Que pensez—vous du phénomène #MoiAussi ?

D’une part, je pense que les victimes doivent parler. Le silence est toujours une forme de collaboration avec l’oppresseur. Le silence protège les agresseurs. La plupart des crimes sont tus et en conséquence, les hommes ne les considèrent pas comme des crimes. Les femmes non plus d’ailleurs. Les femmes ont tendance à accuser les autres femmes, à les rendre responsables de ce qui leur arrive. Il faut que cela cesse. Ce silence doit être brisé. D’autre part, comme pour tout, il existe le risque d’aller trop loin, que la dénonciation tourne en haine des hommes. Il ne faut pas oublier que les hommes sont aussi les victimes d’un système machiste et paternaliste. L’oppression des femmes est un péché systématique inscrit dans notre histoire. Le machisme est une prison pour les hommes aussi. Il faut voir les deux côtés de la pièce.

Dans la foulée de la polémique #MoiAussi, faut—il censurer les artistes qui sont visés par celle—ci, ou faut—il séparer l’homme de l’oeuvre ?

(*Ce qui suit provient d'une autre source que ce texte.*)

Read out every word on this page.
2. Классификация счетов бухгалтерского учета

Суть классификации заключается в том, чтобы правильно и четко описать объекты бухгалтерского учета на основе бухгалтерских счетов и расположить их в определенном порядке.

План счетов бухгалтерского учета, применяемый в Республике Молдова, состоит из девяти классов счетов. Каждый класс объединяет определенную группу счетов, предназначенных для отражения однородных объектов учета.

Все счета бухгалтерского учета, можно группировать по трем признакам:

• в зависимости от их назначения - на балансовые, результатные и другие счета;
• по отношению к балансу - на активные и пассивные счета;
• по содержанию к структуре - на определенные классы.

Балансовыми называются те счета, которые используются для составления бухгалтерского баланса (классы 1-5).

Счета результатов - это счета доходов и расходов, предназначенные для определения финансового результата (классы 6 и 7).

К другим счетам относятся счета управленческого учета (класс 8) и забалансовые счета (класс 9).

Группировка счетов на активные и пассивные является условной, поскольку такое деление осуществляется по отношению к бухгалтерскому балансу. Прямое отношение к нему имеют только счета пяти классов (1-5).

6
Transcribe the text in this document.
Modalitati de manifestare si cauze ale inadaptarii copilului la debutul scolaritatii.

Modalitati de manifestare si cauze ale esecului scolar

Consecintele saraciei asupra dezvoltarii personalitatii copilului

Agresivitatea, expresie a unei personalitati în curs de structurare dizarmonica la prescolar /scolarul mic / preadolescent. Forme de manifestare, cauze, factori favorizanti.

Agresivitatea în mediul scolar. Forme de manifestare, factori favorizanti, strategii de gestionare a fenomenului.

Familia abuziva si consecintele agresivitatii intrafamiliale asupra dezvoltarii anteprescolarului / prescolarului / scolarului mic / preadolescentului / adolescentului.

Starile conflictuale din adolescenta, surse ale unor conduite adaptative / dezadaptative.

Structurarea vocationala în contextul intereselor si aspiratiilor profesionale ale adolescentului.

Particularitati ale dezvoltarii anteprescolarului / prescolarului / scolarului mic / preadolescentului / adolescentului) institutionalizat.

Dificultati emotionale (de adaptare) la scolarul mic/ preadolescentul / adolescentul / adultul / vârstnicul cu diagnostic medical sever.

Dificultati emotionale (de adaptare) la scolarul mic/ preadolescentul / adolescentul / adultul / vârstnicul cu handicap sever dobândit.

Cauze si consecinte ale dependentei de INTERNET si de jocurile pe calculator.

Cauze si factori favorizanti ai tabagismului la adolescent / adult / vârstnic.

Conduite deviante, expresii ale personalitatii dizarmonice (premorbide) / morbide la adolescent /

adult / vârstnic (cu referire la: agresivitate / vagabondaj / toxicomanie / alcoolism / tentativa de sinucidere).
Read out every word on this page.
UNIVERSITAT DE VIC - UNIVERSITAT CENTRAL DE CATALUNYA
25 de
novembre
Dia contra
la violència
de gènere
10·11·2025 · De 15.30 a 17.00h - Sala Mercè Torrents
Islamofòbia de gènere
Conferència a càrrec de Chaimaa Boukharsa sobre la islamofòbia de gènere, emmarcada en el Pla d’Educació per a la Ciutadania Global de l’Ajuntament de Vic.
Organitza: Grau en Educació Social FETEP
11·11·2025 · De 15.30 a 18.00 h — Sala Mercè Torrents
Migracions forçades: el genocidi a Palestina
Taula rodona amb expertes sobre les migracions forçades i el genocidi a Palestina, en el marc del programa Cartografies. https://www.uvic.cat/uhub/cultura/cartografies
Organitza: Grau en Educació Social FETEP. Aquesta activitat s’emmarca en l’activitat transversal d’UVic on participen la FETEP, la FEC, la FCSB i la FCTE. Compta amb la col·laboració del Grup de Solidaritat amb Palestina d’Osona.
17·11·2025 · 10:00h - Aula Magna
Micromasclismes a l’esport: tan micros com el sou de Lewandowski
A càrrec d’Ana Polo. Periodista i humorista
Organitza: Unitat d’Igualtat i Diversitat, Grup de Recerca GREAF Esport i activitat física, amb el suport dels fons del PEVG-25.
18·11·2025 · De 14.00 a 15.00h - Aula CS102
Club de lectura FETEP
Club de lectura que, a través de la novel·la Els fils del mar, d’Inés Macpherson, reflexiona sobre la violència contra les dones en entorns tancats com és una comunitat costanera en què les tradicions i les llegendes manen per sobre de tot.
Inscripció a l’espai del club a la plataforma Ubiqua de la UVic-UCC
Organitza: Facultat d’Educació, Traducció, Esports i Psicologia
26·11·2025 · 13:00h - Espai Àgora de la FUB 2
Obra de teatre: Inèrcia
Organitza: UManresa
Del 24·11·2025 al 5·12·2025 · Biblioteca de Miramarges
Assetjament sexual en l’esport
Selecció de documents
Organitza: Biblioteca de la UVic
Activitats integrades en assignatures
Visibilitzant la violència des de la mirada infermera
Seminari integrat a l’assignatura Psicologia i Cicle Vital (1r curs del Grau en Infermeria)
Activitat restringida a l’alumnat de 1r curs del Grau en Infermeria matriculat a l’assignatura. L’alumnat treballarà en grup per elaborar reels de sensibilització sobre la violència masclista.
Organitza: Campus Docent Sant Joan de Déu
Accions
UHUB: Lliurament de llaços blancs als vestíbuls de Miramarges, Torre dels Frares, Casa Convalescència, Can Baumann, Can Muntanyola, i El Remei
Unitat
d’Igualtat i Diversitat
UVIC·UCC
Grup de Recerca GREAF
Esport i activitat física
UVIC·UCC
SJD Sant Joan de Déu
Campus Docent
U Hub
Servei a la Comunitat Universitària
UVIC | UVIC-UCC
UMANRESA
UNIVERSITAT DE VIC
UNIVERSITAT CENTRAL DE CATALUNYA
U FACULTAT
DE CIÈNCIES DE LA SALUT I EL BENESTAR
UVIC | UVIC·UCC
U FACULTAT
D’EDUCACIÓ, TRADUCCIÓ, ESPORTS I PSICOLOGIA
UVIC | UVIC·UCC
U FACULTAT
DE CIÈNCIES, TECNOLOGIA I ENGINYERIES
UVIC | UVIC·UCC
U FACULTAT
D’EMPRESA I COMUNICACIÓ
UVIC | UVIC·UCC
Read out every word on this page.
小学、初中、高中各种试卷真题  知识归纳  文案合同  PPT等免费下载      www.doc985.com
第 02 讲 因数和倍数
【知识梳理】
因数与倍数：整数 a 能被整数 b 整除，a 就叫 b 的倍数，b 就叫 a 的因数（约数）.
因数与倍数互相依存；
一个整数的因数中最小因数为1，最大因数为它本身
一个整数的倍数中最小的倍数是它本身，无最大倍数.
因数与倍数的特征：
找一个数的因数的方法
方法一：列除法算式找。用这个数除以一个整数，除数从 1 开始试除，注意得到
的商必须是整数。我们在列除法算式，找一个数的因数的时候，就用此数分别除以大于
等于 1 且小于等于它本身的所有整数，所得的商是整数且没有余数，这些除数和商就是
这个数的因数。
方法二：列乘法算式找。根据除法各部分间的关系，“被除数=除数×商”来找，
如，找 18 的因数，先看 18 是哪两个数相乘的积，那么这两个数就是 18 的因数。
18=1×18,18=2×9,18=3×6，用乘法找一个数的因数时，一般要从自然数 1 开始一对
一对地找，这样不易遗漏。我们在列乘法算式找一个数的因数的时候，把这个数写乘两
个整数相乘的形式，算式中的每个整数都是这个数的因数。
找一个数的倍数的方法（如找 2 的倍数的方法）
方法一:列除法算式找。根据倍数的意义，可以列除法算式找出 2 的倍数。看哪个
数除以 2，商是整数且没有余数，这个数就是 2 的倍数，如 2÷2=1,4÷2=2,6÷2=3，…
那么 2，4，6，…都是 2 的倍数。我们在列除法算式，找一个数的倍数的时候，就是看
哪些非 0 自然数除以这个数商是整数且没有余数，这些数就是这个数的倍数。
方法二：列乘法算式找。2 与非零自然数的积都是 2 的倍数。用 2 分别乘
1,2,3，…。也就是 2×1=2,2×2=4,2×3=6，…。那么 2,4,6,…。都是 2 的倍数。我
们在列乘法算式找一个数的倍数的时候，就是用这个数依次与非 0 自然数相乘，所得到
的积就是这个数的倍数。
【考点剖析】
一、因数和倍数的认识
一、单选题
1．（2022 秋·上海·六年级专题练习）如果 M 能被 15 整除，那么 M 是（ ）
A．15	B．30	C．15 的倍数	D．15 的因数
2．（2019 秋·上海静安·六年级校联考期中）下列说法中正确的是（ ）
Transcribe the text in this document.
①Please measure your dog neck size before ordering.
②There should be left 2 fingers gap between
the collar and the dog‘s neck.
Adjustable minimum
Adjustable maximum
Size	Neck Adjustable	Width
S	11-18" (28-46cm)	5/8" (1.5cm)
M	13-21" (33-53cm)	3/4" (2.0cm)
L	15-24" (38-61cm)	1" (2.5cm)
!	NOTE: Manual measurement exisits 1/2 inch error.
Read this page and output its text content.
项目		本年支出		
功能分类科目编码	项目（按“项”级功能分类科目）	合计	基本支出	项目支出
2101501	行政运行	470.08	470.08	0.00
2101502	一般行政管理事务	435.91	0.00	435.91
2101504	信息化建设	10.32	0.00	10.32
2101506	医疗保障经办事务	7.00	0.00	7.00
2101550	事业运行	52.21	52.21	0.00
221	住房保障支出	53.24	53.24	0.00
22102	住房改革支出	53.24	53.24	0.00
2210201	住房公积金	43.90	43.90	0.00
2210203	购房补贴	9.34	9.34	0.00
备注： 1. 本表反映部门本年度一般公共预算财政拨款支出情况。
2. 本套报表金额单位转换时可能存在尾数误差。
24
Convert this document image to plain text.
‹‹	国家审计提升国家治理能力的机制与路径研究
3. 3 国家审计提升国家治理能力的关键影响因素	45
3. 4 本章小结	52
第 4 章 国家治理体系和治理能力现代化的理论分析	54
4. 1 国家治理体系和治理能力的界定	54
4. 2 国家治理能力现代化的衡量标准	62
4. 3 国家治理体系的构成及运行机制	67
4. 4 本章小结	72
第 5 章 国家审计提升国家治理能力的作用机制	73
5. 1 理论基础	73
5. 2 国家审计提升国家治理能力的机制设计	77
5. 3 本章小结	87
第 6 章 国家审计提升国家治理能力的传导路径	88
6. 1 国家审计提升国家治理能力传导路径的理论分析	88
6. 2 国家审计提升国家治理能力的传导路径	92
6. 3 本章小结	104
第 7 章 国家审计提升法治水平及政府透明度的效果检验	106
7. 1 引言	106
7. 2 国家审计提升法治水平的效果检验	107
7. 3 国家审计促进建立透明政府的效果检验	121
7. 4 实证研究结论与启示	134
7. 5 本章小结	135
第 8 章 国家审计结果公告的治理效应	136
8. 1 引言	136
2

Comment répondre à cette question ? Est—il encore possible de lire Céline ou Dostoïevski, connus pour leur antisémitisme ? Je n’ai pas besoin d’adorer la personne pour apprécier l’oeuvre. Il y a du sang sur les chefs—d’oeuvre. Le sang des autres. Mais si c’est du grand art, il faut l’apprécier et apprendre de lui.